O diabo não está no Credo
Anselmo Borges
Quando me falam do diabo, lembro-me especialmente de dois. Um, na catedral de Friburgo, na Alemanha, a defecar lá do alto. O outro está na catedral de Basileia, tentando uma mulher que sorri, no enlevo da sedução. O diabo, do grego diábolos - que desune -, em contraposição a símbolo (symbolon) - que reúne -, que também dá pelo nome de Demónio, Satanás, Belzebu, Mafarrico, Maligno, Satã, Lúcifer (o que traz luz)..., enriqueceu enormemente a escultura e sobretudo a pintura, nas igrejas, nas catedrais, nos museus.
Esteve recentemente em Lisboa o padre espanhol José António Fortea, exorcista famoso, para apresentar o seu livro Summa Daemoniaca, no qual oferece, como diz o título, uma súmula do mundo demoníaco.
Para ele, os demónios são "seres espirituais de natureza angélica condenados eternamente". São anjos que se transformaram em demónios, porque livremente se fixaram na desobediência à Lei divina. Fortea afirma que há casos de possessões diabólicas, embora poucos, que é preciso distinguir dos casos de influência demoníaca, que são bastantes. Uma vez, numa sessão de exorcismo, apanhou uma dentada no pescoço, que, felizmente, desapareceu horas mais tarde: "Fazer uma conferência com uma dentada no pescoço, por cima do cabeção, teria sido embaraçoso."
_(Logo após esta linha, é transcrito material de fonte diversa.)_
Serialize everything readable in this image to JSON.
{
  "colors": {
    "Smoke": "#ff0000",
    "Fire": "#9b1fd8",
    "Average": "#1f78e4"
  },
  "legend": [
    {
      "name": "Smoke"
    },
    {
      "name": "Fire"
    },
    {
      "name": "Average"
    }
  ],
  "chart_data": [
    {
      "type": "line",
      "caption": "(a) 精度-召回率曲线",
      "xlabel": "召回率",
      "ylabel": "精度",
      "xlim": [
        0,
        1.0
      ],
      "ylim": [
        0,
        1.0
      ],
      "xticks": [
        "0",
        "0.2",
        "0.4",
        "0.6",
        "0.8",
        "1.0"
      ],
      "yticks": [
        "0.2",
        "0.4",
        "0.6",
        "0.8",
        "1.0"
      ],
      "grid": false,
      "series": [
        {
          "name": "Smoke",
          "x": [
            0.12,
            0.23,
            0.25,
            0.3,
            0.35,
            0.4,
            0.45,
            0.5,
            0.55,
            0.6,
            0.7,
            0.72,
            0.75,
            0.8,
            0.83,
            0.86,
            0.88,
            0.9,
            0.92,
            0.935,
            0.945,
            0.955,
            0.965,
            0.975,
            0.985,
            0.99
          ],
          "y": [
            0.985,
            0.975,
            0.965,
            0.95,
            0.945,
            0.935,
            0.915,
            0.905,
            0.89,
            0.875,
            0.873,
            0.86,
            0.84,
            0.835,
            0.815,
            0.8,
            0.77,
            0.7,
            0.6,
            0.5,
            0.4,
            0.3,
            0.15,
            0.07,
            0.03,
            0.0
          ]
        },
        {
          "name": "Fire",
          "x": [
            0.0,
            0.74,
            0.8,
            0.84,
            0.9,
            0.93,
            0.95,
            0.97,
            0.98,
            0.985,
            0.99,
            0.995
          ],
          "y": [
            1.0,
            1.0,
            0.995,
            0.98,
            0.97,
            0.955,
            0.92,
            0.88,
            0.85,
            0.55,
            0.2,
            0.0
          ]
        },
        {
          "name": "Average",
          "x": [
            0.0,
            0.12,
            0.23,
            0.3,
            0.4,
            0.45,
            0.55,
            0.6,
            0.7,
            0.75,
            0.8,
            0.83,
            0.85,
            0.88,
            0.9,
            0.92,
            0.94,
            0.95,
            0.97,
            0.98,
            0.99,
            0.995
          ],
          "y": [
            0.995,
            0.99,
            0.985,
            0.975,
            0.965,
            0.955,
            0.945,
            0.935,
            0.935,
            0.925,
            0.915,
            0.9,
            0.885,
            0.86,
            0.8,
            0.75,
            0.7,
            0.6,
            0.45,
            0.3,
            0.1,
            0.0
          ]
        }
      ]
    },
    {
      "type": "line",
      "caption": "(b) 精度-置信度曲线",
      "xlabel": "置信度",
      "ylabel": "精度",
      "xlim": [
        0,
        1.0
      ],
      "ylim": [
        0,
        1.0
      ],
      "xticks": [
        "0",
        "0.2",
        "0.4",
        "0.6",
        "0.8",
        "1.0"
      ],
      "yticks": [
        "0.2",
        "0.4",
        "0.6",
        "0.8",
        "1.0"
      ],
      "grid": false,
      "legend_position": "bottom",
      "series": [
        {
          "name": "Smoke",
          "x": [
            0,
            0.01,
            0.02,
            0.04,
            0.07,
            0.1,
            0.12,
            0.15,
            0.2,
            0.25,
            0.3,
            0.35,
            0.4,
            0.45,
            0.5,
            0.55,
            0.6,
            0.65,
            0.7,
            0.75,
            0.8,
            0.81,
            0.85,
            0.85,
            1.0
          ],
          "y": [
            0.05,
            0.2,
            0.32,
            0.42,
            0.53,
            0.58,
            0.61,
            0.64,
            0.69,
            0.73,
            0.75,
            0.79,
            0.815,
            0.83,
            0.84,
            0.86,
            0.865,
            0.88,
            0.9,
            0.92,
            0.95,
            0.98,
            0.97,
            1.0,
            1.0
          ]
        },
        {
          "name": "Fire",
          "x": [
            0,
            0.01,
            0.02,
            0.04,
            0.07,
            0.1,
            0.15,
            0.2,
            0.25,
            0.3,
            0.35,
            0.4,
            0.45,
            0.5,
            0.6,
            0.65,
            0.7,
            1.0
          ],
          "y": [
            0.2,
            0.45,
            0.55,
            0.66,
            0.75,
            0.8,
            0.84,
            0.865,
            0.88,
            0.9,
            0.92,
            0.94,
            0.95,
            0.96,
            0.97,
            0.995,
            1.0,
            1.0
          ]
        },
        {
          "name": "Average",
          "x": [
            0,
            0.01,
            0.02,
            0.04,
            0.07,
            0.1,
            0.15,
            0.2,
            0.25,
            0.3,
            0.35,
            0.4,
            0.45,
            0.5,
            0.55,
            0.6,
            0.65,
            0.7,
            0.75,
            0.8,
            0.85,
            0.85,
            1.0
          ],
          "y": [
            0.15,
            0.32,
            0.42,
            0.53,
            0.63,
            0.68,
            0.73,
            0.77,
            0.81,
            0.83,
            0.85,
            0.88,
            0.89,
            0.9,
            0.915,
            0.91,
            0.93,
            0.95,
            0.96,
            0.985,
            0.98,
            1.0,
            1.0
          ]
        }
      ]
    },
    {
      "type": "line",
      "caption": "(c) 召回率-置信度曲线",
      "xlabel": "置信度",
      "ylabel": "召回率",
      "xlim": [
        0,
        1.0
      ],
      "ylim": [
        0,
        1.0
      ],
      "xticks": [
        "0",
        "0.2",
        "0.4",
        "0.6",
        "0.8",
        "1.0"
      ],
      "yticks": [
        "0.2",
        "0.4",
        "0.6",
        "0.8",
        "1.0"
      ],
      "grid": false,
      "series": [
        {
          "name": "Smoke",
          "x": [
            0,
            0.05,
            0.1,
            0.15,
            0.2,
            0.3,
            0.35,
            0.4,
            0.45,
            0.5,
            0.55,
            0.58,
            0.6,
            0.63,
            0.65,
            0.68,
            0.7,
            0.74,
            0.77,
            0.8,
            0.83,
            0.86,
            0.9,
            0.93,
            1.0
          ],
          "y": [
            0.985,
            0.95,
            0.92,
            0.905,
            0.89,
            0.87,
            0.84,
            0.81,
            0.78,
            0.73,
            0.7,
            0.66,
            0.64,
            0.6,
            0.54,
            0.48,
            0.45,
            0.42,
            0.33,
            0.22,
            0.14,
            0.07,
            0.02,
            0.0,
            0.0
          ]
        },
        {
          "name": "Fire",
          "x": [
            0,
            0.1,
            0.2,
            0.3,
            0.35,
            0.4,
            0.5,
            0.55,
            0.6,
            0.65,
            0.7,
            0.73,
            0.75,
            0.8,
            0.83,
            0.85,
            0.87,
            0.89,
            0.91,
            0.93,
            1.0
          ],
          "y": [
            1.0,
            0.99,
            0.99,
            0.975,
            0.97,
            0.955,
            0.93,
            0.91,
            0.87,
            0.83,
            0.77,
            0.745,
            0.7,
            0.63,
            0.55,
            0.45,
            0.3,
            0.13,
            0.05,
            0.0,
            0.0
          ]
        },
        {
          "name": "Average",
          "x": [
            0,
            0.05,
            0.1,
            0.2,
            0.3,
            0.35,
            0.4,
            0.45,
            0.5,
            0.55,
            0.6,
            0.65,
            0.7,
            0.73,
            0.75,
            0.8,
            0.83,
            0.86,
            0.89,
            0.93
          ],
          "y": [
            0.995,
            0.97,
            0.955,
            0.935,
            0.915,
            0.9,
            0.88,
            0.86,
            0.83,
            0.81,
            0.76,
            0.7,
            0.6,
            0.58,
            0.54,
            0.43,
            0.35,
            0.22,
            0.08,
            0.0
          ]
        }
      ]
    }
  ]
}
Quem não poupou críticas foi o eminente exegeta padre J. Carreira da Neves, apresentador do livro, confessando mesmo a António Marujo: "Se tivesse lido o livro antes de aceitar o convite, não o teria feito." "A fundamentação bíblica é fortuita, muito pobre, até porque o autor não é exegeta."
Já na década de 60 do século passado, um dos maiores exegetas católicos, professor da Universidade de Tubinga, Herbert Haag, escreveu uma obra justamente célebre Abscied vom Teufel (Adeus ao diabo), mostrando que não há qualquer fundamento para a crença no demónio.
O que se passa é que há o mal no mundo e o seu horror: sofrimento, traições, torturas, genocídios, doenças esmagadoras. Donde vem o mal, se Deus é infinitamente bom? O diabo poderia, numa primeira aproximação, ser um explicação. Ele tentou e tenta o ser humano, este cai na tentação e provoca o mal. Mas já Immanuel Kant pôs na boca de um catequizando iroquês a pergunta: Por que é que Deus não acabou com o diabo? E há uma outra pergunta: Quem tentou os anjos, para que eles, de bons, se transformassem em demónios?
Colocar o diabo ao lado de Deus, no quadro de um dualismo maniqueu, é uma contradição. O diabo não explica nada. O mal é inevitável por causa da finitude.
É verdade que nos Evangelhos Jesus aparece a expulsar os demónios. Certamente participou da crença do seu tempo, que atribuía as doenças ao demónio. Hoje sabemos que se tratava de pessoas com ataques epilépticos ou sofrendo de histeria, de doenças do foro psiquiátrico. E não se pode esquecer a linguagem simbólica. Caso paradigmático é o daquele passo no qual Jesus expulsa os espíritos malignos - "o meu nome é Legião" - de um homem apanhado pela desgraça, enviando-os para uma vara de porcos (uns dois mil), que se precipitou no abismo do mar. Tudo se torna claro, quando se sabe que o porco era um animal impuro e o mar, o lugar dos monstros e símbolo do mal.
É essencial perceber que Jesus anunciou Deus e o seu Reino e não Satanás. O diabo não faz parte do Credo cristão. O diabo apenas pode aparecer como símbolo personificado de todo o mal que ainda aflige a humanidade, mas que Deus combate e a que há-de pôr termo, segundo a Boa Nova de Jesus.
O diabo não pode ser apresentado como concorrente de Deus, uma espécie de Anti-Deus, nem faz sentido pensar que ele se mete nas pessoas, para tomar conta delas. Não há possessos demoníacos, mas apenas doenças e doentes de muitas espécies, que é preciso ajudar. E, se Jesus anunciou Deus e não Satanás, o que faz falta é combater tudo o que na vida pessoal e pública é diabólico e impede o Reino de Deus: a injustiça, a corrupção, o orgulho, a ignorância, a falta de solidariedade.